Why can't I store the statement in any variable or test its type. Id like in detail what is actually happening with the print builtin when using the + operator.

EDIT: I belive my original post was kind of confusing, I did want to learn more about the + operator used with print but what I was really after is how to store each iteration of the shorthand for statement into a scalar string - I found a way after some testing ...

use strict;
use warnings;
my @a = ([1,2,3],[qw/a b c/]);
my $one = '';
$one .= "(" . ( join '', map { " >>$_<< " } @$_ ) . ")\n" for @a;
print $one;

# output ...
( >>1<<  >>2<<  >>3<< )
( >>a<<  >>b<<  >>c<< )

Answer 1

I think you've asked two questions here, so I'll answer both of them as well as I can... Firstly, you're referring to the unary "+" operator, from perlop

Unary "+" has no effect whatsoever, even on strings. It is useful syntactically for separating a function name from a parenthesized expression that would otherwise be interpreted as the complete list of function arguments.

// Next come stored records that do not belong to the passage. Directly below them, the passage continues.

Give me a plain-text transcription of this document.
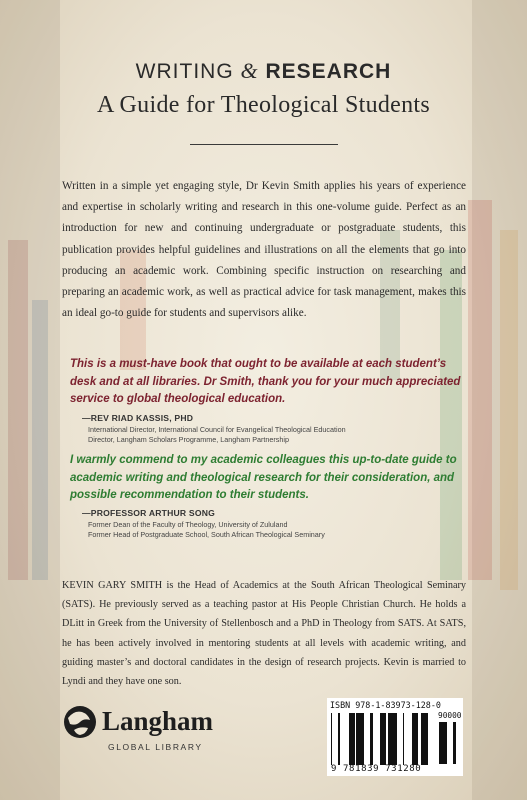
WRITING & RESEARCH
A Guide for Theological Students
Written in a simple yet engaging style, Dr Kevin Smith applies his years of experience and expertise in scholarly writing and research in this one-volume guide. Perfect as an introduction for new and continuing undergraduate or postgraduate students, this publication provides helpful guidelines and illustrations on all the elements that go into producing an academic work. Combining specific instruction on researching and preparing an academic work, as well as practical advice for task management, makes this an ideal go-to guide for students and supervisors alike.
This is a must-have book that ought to be available at each student’s desk and at all libraries. Dr Smith, thank you for your much appreciated service to global theological education.
—REV RIAD KASSIS, PHD
International Director, International Council for Evangelical Theological Education
Director, Langham Scholars Programme, Langham Partnership
I warmly commend to my academic colleagues this up-to-date guide to academic writing and theological research for their consideration, and possible recommendation to their students.
—PROFESSOR ARTHUR SONG
Former Dean of the Faculty of Theology, University of Zululand
Former Head of Postgraduate School, South African Theological Seminary
KEVIN GARY SMITH is the Head of Academics at the South African Theological Seminary (SATS). He previously served as a teaching pastor at His People Christian Church. He holds a DLitt in Greek from the University of Stellenbosch and a PhD in Theology from SATS. At SATS, he has been actively involved in mentoring students at all levels with academic writing, and guiding master’s and doctoral candidates in the design of research projects. Kevin is married to Lyndi and they have one son.
Langham
GLOBAL LIBRARY
ISBN 978-1-83973-128-0
9 781839 731280
90000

To expand on what exactly is going on in the print statement, I found the explanation on perlmaven to be pretty good.

The documentation explains that the + separates the print function from the parentheses ( and tells perl that these are not the parentheses wrapping the parameters of the print function.

That might satisfy you, but if you are further intersted you can use the B::Deparse module to ask perl how does it understand this code-snippet:

print +(stat $filename)[7];

We save that content in the plus.pl file and run perl -MO=Deparse plus.pl. The result is:

print((stat $filename)[7]);

Hope this is helpful!

Edit

Explaining in detail why you can't use the same command to print that sequence and assign it to a scalar is maybe outside of the scope of this question, but I'll attempt to briefly explain... with the note that if I'm wrong about something, I'd love a correction, I've come to understand how this works through writing code using this, not from reading the perl docs on its inner workings :) With the print statement

print "(", +( map { qq( >>$_<< ) } @$_ ), ")\n" for @tab;

perl is interpreting it as

(print "(", +( map { qq( >>$_<< ) } @$_ ), ")\n") for @tab;

That is, it's grouping all of the stuff you want to print, and performing it for each element in @tab. However, with your scalar assignment

my $test = "(", +( map { qq( >>$_<< ) } @$_ ), ")\n" for @tab;

perl is performing the for @tab code on ")\n", thus your Useless use of a constant ()) in void context warning. To do what you want, you need to make it explicit what you want for'd

my $test; ( $test .= "(" . join ('', ( map { qq( >>$_<< ) } @$_)) . ")\n") for @tab; print $test;

Should get you what you're looking for. Note the parenthesis around the entire assignment, and the omission of the unary "+" before the map, which is no longer necessary.